Open doanac opened 5 years ago
Turning off the gateway, I can get things a little more quiet and the log looks like:
I|2019-05-08 13:03:06,265|o.a.k.c.c.i.ConsumerCoordinator|Setting newly assigned partitions [DeviceUpdateEvent-ce-0] for group device-registry-DeviceUpdateEvent-ce
E|2019-05-08 13:03:06,343|akka.stream.Materializer|[DeviceUpdateEvent.listener] Upstream failed.

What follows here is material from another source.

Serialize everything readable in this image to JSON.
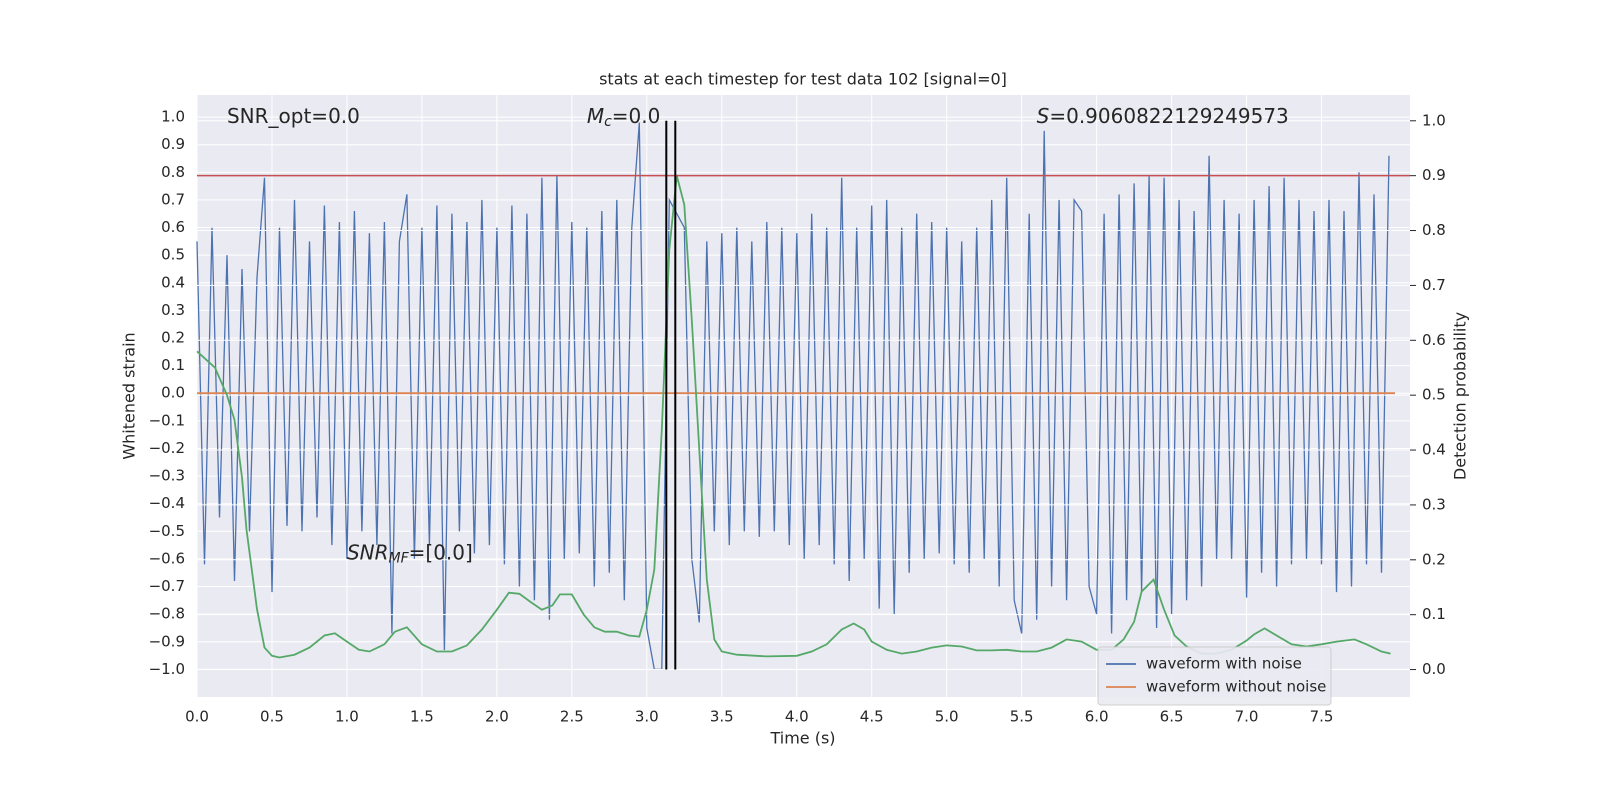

com.advancedtelematic.libats.http.Errors$RawError: device doesn't exist
E|2019-05-08 13:03:06,348|c.a.l.m.d.MessageBusListenerActor|Source/Listener died, subscribing again
com.advancedtelematic.libats.http.Errors$RawError: device doesn't exist
I|2019-05-08 13:03:11,365|c.a.l.m.d.MessageBusListenerActor|Subscribing to DeviceUpdateEvent
Turning off all services (director, treehhub, tuf-keyserver, tuf-reposerver and the *-daemon) does not fix things, so it seems like there's something stuck in kafka?
out of desperation i did the following:
kafka-topics --delete --topic DeviceUpdateEvent-ce --zookeeper zookeeper
The device-registry seems to be happy again.
Found on version: device-registry:0.3.0-12-ga1ea92b
We have at least one device in our OTA Connect deployment who's status seems to be flapping between UpToDate and Outdated.
When looking at the logs I see the following messages repeating over and over. I have a feeling something here is the cause of the device status not looking correct, but I have no idea. It almost seems like there's a message in the queue we can't process and are hitting it over and over and over again.
Any ideas how we can get unstuck?